The second problem-solving rule is, if it looks unhealthy, get rid of it. Branches with mildew or an area of prematurely yellow, withered leaves should be pruned out, and fallen spoiled apples or infected fruit removed. Don’t leave sickly cuttings in the neighborhood of your trees. All diseased branches should be burned in a hot fire a good distance from your orchard.
The first week in June hang a trap on each of your trees for bugs. Use a wide-mouthed jar covered with a coarse wire mesh with holes just small enough not to admit bees. Fill it half full with a solution of one part molasses to ten parts water. A bit of yeast helps things along. Hang the jar on the southern side of the trunk. This will attract all sorts of nonsense. You’ll even end up with a couple of persistent young honeybees in the wrong pot. It will also, however, eliminate most of the apple flies, whose maggots have an annoying habit of tunneling into your apples. Keep the traps up for the rest of the bearing season.
On the other hand, if the answer (Finding half a worm.) to “What’s worse than biting into an apple and finding a worm?” doesn’t bother you, the bug trap may not be necessary at all. The easiest solution, of course, is to share the apples with your livestock . . . they get the culled wormy ones.
Harvesting Apples
Pick apples sun-ripe, naturally.

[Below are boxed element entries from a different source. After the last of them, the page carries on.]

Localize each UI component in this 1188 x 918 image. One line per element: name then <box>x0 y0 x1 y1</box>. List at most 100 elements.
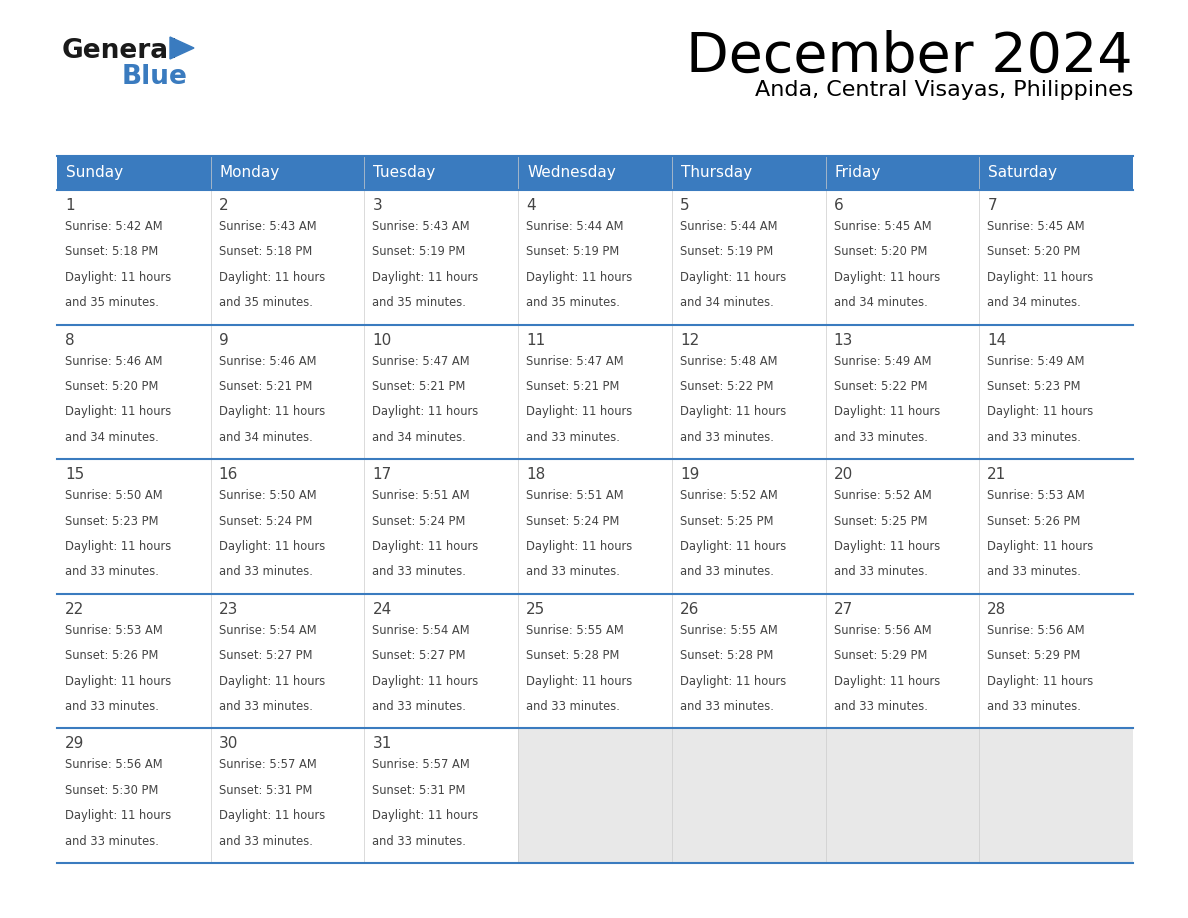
Text: Sunset: 5:22 PM: Sunset: 5:22 PM <box>680 380 773 393</box>
Text: Sunset: 5:20 PM: Sunset: 5:20 PM <box>834 245 927 258</box>
Text: and 33 minutes.: and 33 minutes. <box>219 700 312 713</box>
Text: Sunset: 5:18 PM: Sunset: 5:18 PM <box>65 245 158 258</box>
Bar <box>826 156 979 190</box>
Text: 24: 24 <box>372 602 392 617</box>
Text: Sunrise: 5:53 AM: Sunrise: 5:53 AM <box>987 489 1085 502</box>
Text: Sunset: 5:26 PM: Sunset: 5:26 PM <box>65 649 158 662</box>
Text: Tuesday: Tuesday <box>373 165 436 181</box>
Text: and 34 minutes.: and 34 minutes. <box>834 297 928 309</box>
Text: Daylight: 11 hours: Daylight: 11 hours <box>987 540 1093 553</box>
Text: Daylight: 11 hours: Daylight: 11 hours <box>65 809 171 823</box>
Bar <box>518 459 672 594</box>
Text: Daylight: 11 hours: Daylight: 11 hours <box>372 271 479 284</box>
Text: Sunset: 5:24 PM: Sunset: 5:24 PM <box>526 515 619 528</box>
Text: 2: 2 <box>219 198 228 213</box>
Text: Daylight: 11 hours: Daylight: 11 hours <box>987 675 1093 688</box>
Bar <box>518 325 672 459</box>
Text: Daylight: 11 hours: Daylight: 11 hours <box>219 809 326 823</box>
Text: Sunrise: 5:55 AM: Sunrise: 5:55 AM <box>680 624 778 637</box>
Text: and 33 minutes.: and 33 minutes. <box>834 431 928 443</box>
Text: Sunrise: 5:57 AM: Sunrise: 5:57 AM <box>372 758 470 771</box>
Text: 23: 23 <box>219 602 238 617</box>
Text: Sunrise: 5:51 AM: Sunrise: 5:51 AM <box>526 489 624 502</box>
Text: Daylight: 11 hours: Daylight: 11 hours <box>680 540 786 553</box>
Text: Sunset: 5:30 PM: Sunset: 5:30 PM <box>65 784 158 797</box>
Bar <box>672 325 826 459</box>
Text: 14: 14 <box>987 332 1006 348</box>
Text: 8: 8 <box>65 332 75 348</box>
Text: Sunday: Sunday <box>67 165 124 181</box>
Text: 30: 30 <box>219 736 238 752</box>
Text: Daylight: 11 hours: Daylight: 11 hours <box>372 809 479 823</box>
Text: 12: 12 <box>680 332 699 348</box>
Text: 28: 28 <box>987 602 1006 617</box>
Bar <box>672 594 826 728</box>
Text: Sunrise: 5:46 AM: Sunrise: 5:46 AM <box>65 354 163 367</box>
Text: and 33 minutes.: and 33 minutes. <box>680 431 773 443</box>
Text: and 35 minutes.: and 35 minutes. <box>526 297 620 309</box>
Text: and 33 minutes.: and 33 minutes. <box>987 565 1081 578</box>
Text: 4: 4 <box>526 198 536 213</box>
Text: Sunrise: 5:55 AM: Sunrise: 5:55 AM <box>526 624 624 637</box>
Bar <box>979 190 1133 325</box>
Bar <box>210 325 365 459</box>
Text: Daylight: 11 hours: Daylight: 11 hours <box>219 675 326 688</box>
Text: Sunset: 5:20 PM: Sunset: 5:20 PM <box>65 380 158 393</box>
Text: Sunrise: 5:56 AM: Sunrise: 5:56 AM <box>987 624 1085 637</box>
Bar <box>57 190 210 325</box>
Text: Sunset: 5:24 PM: Sunset: 5:24 PM <box>219 515 312 528</box>
Text: Daylight: 11 hours: Daylight: 11 hours <box>219 540 326 553</box>
Text: and 33 minutes.: and 33 minutes. <box>987 431 1081 443</box>
Bar <box>210 459 365 594</box>
Bar <box>210 156 365 190</box>
Text: and 33 minutes.: and 33 minutes. <box>526 431 620 443</box>
Text: 29: 29 <box>65 736 84 752</box>
Text: Sunset: 5:26 PM: Sunset: 5:26 PM <box>987 515 1081 528</box>
Text: Daylight: 11 hours: Daylight: 11 hours <box>65 406 171 419</box>
Text: Daylight: 11 hours: Daylight: 11 hours <box>834 406 940 419</box>
Text: Daylight: 11 hours: Daylight: 11 hours <box>680 406 786 419</box>
Text: Sunrise: 5:49 AM: Sunrise: 5:49 AM <box>834 354 931 367</box>
Text: Sunset: 5:21 PM: Sunset: 5:21 PM <box>219 380 312 393</box>
Text: Daylight: 11 hours: Daylight: 11 hours <box>526 540 632 553</box>
Text: Daylight: 11 hours: Daylight: 11 hours <box>526 271 632 284</box>
Text: and 34 minutes.: and 34 minutes. <box>372 431 466 443</box>
Text: Sunset: 5:28 PM: Sunset: 5:28 PM <box>680 649 773 662</box>
Text: Sunset: 5:27 PM: Sunset: 5:27 PM <box>219 649 312 662</box>
Bar <box>826 459 979 594</box>
Text: 31: 31 <box>372 736 392 752</box>
Text: Sunset: 5:19 PM: Sunset: 5:19 PM <box>526 245 619 258</box>
Text: Sunset: 5:23 PM: Sunset: 5:23 PM <box>987 380 1081 393</box>
Text: 25: 25 <box>526 602 545 617</box>
Text: 5: 5 <box>680 198 689 213</box>
Text: 3: 3 <box>372 198 383 213</box>
Text: Monday: Monday <box>220 165 280 181</box>
Text: Sunset: 5:20 PM: Sunset: 5:20 PM <box>987 245 1081 258</box>
Text: 18: 18 <box>526 467 545 482</box>
Bar <box>826 325 979 459</box>
Text: 17: 17 <box>372 467 392 482</box>
Text: Sunrise: 5:49 AM: Sunrise: 5:49 AM <box>987 354 1085 367</box>
Text: and 33 minutes.: and 33 minutes. <box>680 565 773 578</box>
Text: and 33 minutes.: and 33 minutes. <box>834 565 928 578</box>
Text: and 33 minutes.: and 33 minutes. <box>219 834 312 847</box>
Text: Sunset: 5:31 PM: Sunset: 5:31 PM <box>372 784 466 797</box>
Bar <box>979 728 1133 863</box>
Text: and 33 minutes.: and 33 minutes. <box>987 700 1081 713</box>
Text: Daylight: 11 hours: Daylight: 11 hours <box>372 675 479 688</box>
Text: 6: 6 <box>834 198 843 213</box>
Text: Sunset: 5:25 PM: Sunset: 5:25 PM <box>834 515 927 528</box>
Bar <box>365 190 518 325</box>
Text: 9: 9 <box>219 332 228 348</box>
Bar <box>57 728 210 863</box>
Text: Sunset: 5:24 PM: Sunset: 5:24 PM <box>372 515 466 528</box>
Bar <box>365 594 518 728</box>
Bar <box>672 459 826 594</box>
Bar <box>57 594 210 728</box>
Text: Daylight: 11 hours: Daylight: 11 hours <box>372 406 479 419</box>
Text: 26: 26 <box>680 602 700 617</box>
Text: Wednesday: Wednesday <box>527 165 615 181</box>
Text: Sunset: 5:29 PM: Sunset: 5:29 PM <box>834 649 927 662</box>
Text: and 33 minutes.: and 33 minutes. <box>65 834 159 847</box>
Bar <box>518 156 672 190</box>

Hold the apple in your hand, thumb against the stem, and with a light upward and sideways motion twist it off. Be careful not to injure the spur on which the apple grew, since it will bear again next year. Also, don’t twist the stem out of an apple you want to store . . . this would break open the skin to decay-causing bacteria.
You can’t store summer apples, only fall and winter ones. However, there’s no need to get a bellyache harvesting them. The cooking varieties make great applesauce and apple butter to raid the pantry shelves for later.